Fire Cider DIY, Your New Go-to-Tonic & Power-Packed Elixir

Root Whole Body Uncategorized

Fire Cider (Adapted from Mountain Rose Herbs)

Sometimes the best medicine is the kind you can make at home. Root Community, meet FIRE CIDER, your new go-to-tonic and flavor booster for cold and flu season. Fire cider is, as the name implies, a pungent, power-packed elixir used to prevent or shorten colds and the flu.

In traditional Chinese medicine, many times colds and flus can be attributed to literal “cold” and “wind” invading the body. Fire cider is full of warm natured, pungent herbs that have strong antiviral and immune-stimulating actions. Many of these herbs are also diaphoretic, meaning they cause a light amount of sweating which can be great for the beginning stages of illness.

Fire Cider can be taken as a “wellness shot” daily, mixed in with other beverages, or used as a dressing, marinade, or flavoring to your favorite dishes.

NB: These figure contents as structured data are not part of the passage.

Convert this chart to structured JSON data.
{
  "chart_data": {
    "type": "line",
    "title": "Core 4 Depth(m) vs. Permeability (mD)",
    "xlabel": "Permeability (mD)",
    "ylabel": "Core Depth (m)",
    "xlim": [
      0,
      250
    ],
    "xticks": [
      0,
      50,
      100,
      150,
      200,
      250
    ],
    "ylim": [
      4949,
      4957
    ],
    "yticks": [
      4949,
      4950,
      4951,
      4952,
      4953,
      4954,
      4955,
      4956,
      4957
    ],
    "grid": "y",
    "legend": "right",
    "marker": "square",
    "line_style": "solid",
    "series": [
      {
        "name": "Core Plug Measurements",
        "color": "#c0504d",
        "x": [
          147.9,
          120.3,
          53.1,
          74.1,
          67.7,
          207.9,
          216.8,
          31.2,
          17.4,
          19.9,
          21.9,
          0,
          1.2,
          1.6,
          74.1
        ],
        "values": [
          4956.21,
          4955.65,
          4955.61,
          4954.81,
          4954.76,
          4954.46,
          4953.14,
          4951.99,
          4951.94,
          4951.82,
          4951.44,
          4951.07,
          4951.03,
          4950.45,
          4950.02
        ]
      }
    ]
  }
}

There are many recipes out there, but below is a popular one. This recipe is amazing in its versatility so feel free to add things to tailor it to your desired taste. Have fun with it and enjoy in good health!

What you’ll need:

+ Quart sized mason jar

+ Waxed paper

+ ½ c of peeled, grated ginger

+ ½ c of peeled, grated horseradish

+ ½ c of peeled, fresh turmeric root (you can use a couple tablespoons of dried turmeric here too if you can’t find fresh) OR an extra ½ c of ginger or horseradish

+ ¼ c of crushed garlic cloves

+ 2 of your  favorite hot peppers chopped

+ 1 medium onion, diced

+ Zest and juice from one lemon

+ Zest and juice from one orange

+ Apple cider vinegar

+ Local Honey

+ 3 sprigs of fresh rosemary or thyme

+ 1 tsp black peppercorns

Add ginger, horseradish, turmeric, garlic, peppers, citrus juice/zest, rosemary/thyme, and peppercorns to a quart sized mason jar. Top off with apple cider. Some of these herbs will expand, so make sure to use a little extra vinegar. You can use a canning weight to hold down your herbs and spices. Place a piece of waxed paper between the mason jar lid and vinegar to prevent corrosion. Shake and leave in a cool, dark place for 4 weeks, shaking or turning occasionally. When the cider is ready, strain out the solids with a cheesecloth or fine mesh strainer. Reserved the collected liquid, add honey to taste, and store in the fridge.